Trude Haecker, MD, is Medical Director and Cathy Timko, MSN, CRNP, is Clinical Nurse Coordinator for Global Patient Services (GPS)

When 3-year-old Yousef Alzaini came to The Children’s Hospital of Philadelphia nearly a year ago from his home country of Qatar, his Guillain–Barré syndrome had progressed to where he was completely paralyzed and relied on a ventilator to breathe. He was brought via air ambulance to the Pediatric Intensive Care Unit, where neurologist Daniel Licht, MD, oversaw his comprehensive treatment.

After a year of intensive inpatient and outpatient therapy— including significant time in rehabilitation—Yousef is talking, running and preparing to return home. CHOP changed Yousef ’s life for the better by pulling from its immense pool of resources to deliver care that was medically and culturally appropriate.

This is also a story of care coordination at its most complex, involving a multidepartmental team that included Global Patient Services (GPS), Neurology, intensive and progressive care units, ENT, Rehabilitation Medicine, Children’s Seashore House rehab unit, inpatient and outpatient physical, occupational, and speech therapy, Interpreter Services, and Social Work.

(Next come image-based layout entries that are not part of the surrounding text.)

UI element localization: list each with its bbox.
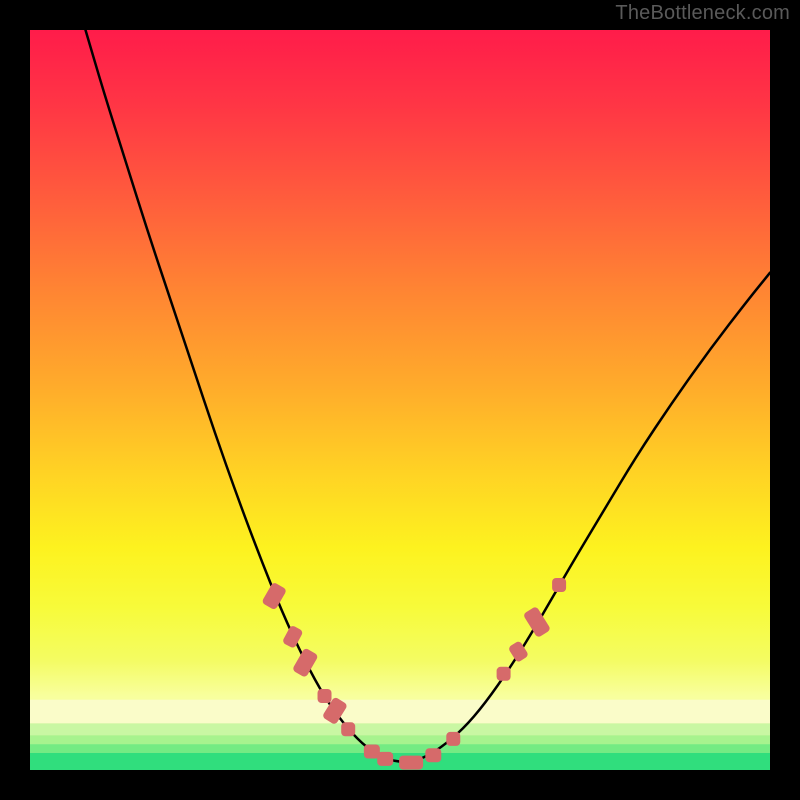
chart-band-1 (30, 723, 770, 735)
chart-band-0 (30, 700, 770, 724)
chart-marker-8 (399, 756, 423, 770)
chart-band-2 (30, 735, 770, 744)
chart-marker-11 (497, 667, 511, 681)
chart-marker-10 (446, 732, 460, 746)
chart-marker-9 (425, 748, 441, 762)
chart-background-gradient (30, 30, 770, 770)
chart-marker-14 (552, 578, 566, 592)
chart-marker-5 (341, 722, 355, 736)
watermark-label: TheBottleneck.com (615, 2, 790, 25)
chart-svg (30, 30, 770, 770)
chart-band-3 (30, 744, 770, 753)
chart-marker-3 (318, 689, 332, 703)
chart-marker-7 (377, 752, 393, 766)
chart-plot-area (30, 30, 770, 770)
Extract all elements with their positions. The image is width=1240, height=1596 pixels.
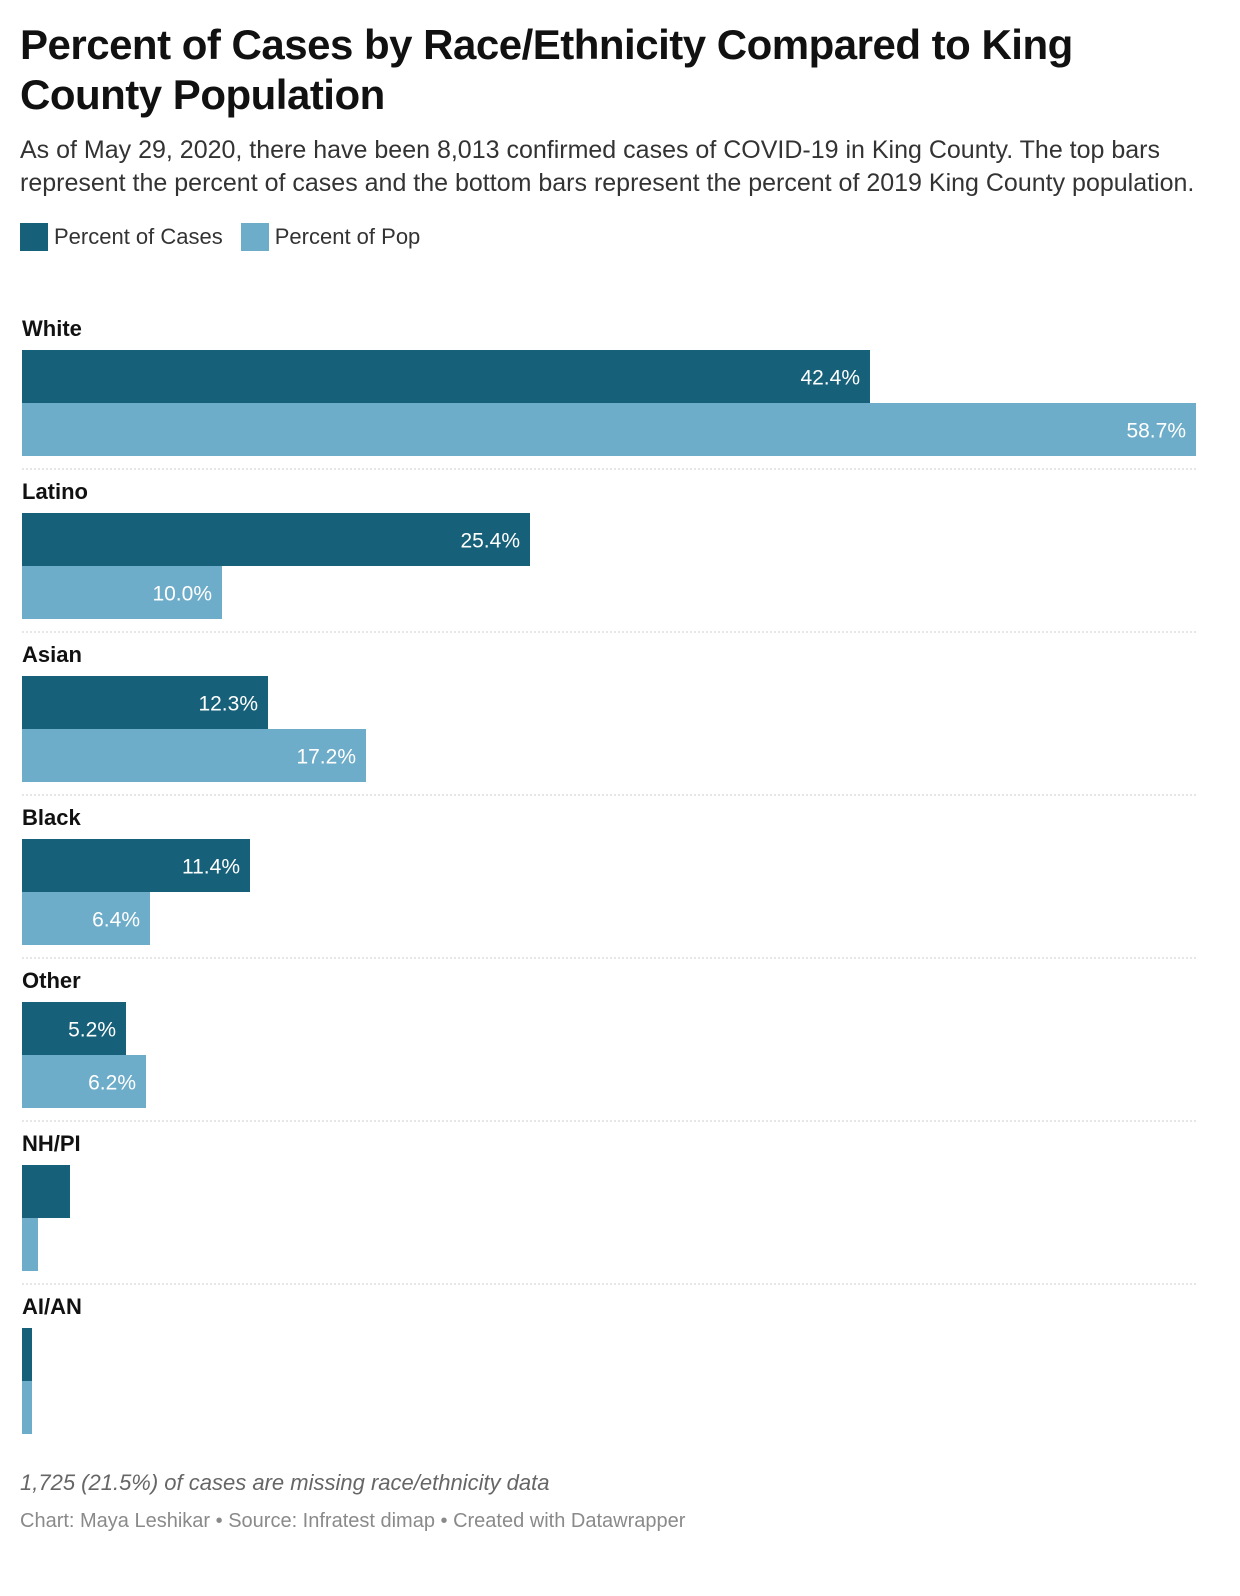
bar-group: NH/PI [22, 1131, 1196, 1285]
legend-label-cases: Percent of Cases [54, 224, 223, 249]
bar-cases [22, 839, 250, 892]
bar-cases [22, 1002, 126, 1055]
bar-group: Black 11.4% 6.4% [22, 805, 1196, 959]
bar-value-label: 6.4% [92, 909, 140, 932]
category-label: NH/PI [22, 1131, 81, 1156]
category-label: Other [22, 968, 81, 993]
bar-group: AI/AN [22, 1294, 82, 1434]
bar-value-label: 6.2% [88, 1072, 136, 1095]
bar-chart: White 42.4% 58.7% Latino 25.4% 10.0% Asian 12.3… [22, 316, 1196, 1434]
bar-pop [22, 566, 222, 619]
chart-byline: Chart: Maya Leshikar • Source: Infratest… [20, 1510, 686, 1532]
chart-title: Percent of Cases by Race/Ethnicity Compa… [20, 21, 1073, 118]
bar-cases [22, 1165, 70, 1218]
bar-pop [22, 403, 1196, 456]
bar-pop [22, 1381, 32, 1434]
bar-value-label: 10.0% [152, 583, 212, 606]
category-label: Asian [22, 642, 82, 667]
bar-group: Other 5.2% 6.2% [22, 968, 1196, 1122]
chart-description: As of May 29, 2020, there have been 8,01… [20, 136, 1195, 197]
category-label: White [22, 316, 82, 341]
bar-value-label: 5.2% [68, 1019, 116, 1042]
bar-group: White 42.4% 58.7% [22, 316, 1196, 470]
chart-notes: 1,725 (21.5%) of cases are missing race/… [20, 1470, 550, 1495]
legend-swatch-cases [20, 223, 48, 251]
category-label: Latino [22, 479, 88, 504]
bar-value-label: 42.4% [800, 367, 860, 390]
bar-group: Asian 12.3% 17.2% [22, 642, 1196, 796]
bar-cases [22, 676, 268, 729]
bar-pop [22, 1055, 146, 1108]
bar-value-label: 11.4% [182, 856, 240, 879]
legend-item-cases: Percent of Cases [20, 223, 223, 251]
bar-group: Latino 25.4% 10.0% [22, 479, 1196, 633]
bar-value-label: 17.2% [296, 746, 356, 769]
bar-pop [22, 1218, 38, 1271]
bar-cases [22, 513, 530, 566]
bar-pop [22, 729, 366, 782]
legend-swatch-pop [240, 223, 269, 251]
bar-value-label: 58.7% [1126, 420, 1186, 443]
bar-pop [22, 892, 150, 945]
legend-label-pop: Percent of Pop [274, 224, 421, 249]
legend-item-pop: Percent of Pop [240, 223, 421, 251]
bar-cases [22, 1328, 32, 1381]
bar-cases [22, 350, 870, 403]
bar-value-label: 25.4% [460, 530, 520, 553]
category-label: AI/AN [22, 1294, 82, 1319]
legend: Percent of Cases Percent of Pop [20, 222, 1220, 252]
category-label: Black [22, 805, 81, 830]
bar-value-label: 12.3% [198, 693, 258, 716]
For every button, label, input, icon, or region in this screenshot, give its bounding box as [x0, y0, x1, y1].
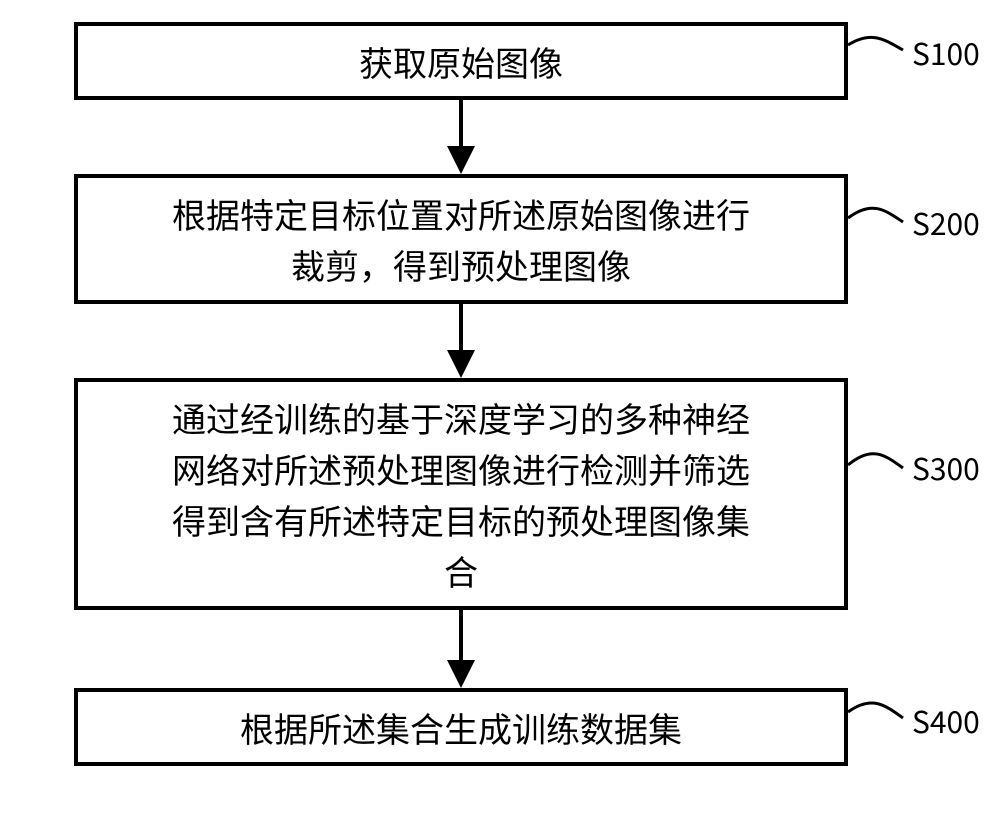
step-text-s100: 获取原始图像 [359, 36, 563, 87]
step-box-s400: 根据所述集合生成训练数据集 [74, 688, 848, 766]
step-text-s200: 根据特定目标位置对所述原始图像进行 裁剪，得到预处理图像 [172, 188, 750, 290]
step-box-s100: 获取原始图像 [74, 22, 848, 100]
flowchart-canvas: 获取原始图像 S100 根据特定目标位置对所述原始图像进行 裁剪，得到预处理图像 S2… [0, 0, 1000, 814]
step-label-s300: S300 [912, 445, 980, 489]
step-box-s300: 通过经训练的基于深度学习的多种神经 网络对所述预处理图像进行检测并筛选 得到含有… [74, 378, 848, 610]
step-label-s200: S200 [912, 200, 980, 244]
step-label-s100: S100 [912, 30, 980, 74]
step-box-s200: 根据特定目标位置对所述原始图像进行 裁剪，得到预处理图像 [74, 174, 848, 304]
step-label-s400: S400 [912, 698, 980, 742]
step-text-s300: 通过经训练的基于深度学习的多种神经 网络对所述预处理图像进行检测并筛选 得到含有… [172, 392, 750, 596]
step-text-s400: 根据所述集合生成训练数据集 [240, 702, 682, 753]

International patients create an opportunity for CHOP providers to care for some of the most medically complex patients in the world, to advance clinical knowledge—especially for trainees who gain exposure they might not otherwise—and to diversify our revenue stream. Our trainees learn how to interact with patients and families from a variety of different cultures; 90 different countries have been represented since 2010. Nearly 60% of international patients come from the Gulf region, in particular from Saudi Arabia, Qatar, United Arab Emirates, and Kuwait.

The distinct aspects of GPS below were developed to enhance the care experience for international patients, but can apply to all medically complex patients.

  • A Patient Care Navigator meets with each arriving patient and family from the Gulf region to orient them to CHOP and give them information on our support services such as the Hospital’s halal menu, the use of interpreters, and appointment etiquette.
  • Families receive a CHOP identification card with the child’s medical record number, so communication is enhanced at the entrance of the Hospital and efficient when registering for an appointment.
  • An interpreter who speaks the proper language and dialect accompanies the family to any specialty or general pediatrics visit.
  • GPS experienced nurse practitioners and nurses serve as care coordinators who arrange for the child’s visit to CHOP, facilitate scheduling appointments, refilling medications, ordering medical equipment, working as a liaison with various specialists, and coordinating patient discharge.
  • GPS works with each division and department at CHOP, often with specific physicians/NPs who are clinical experts and sensitive to the cultural nuances of caring for patients and families from other countries.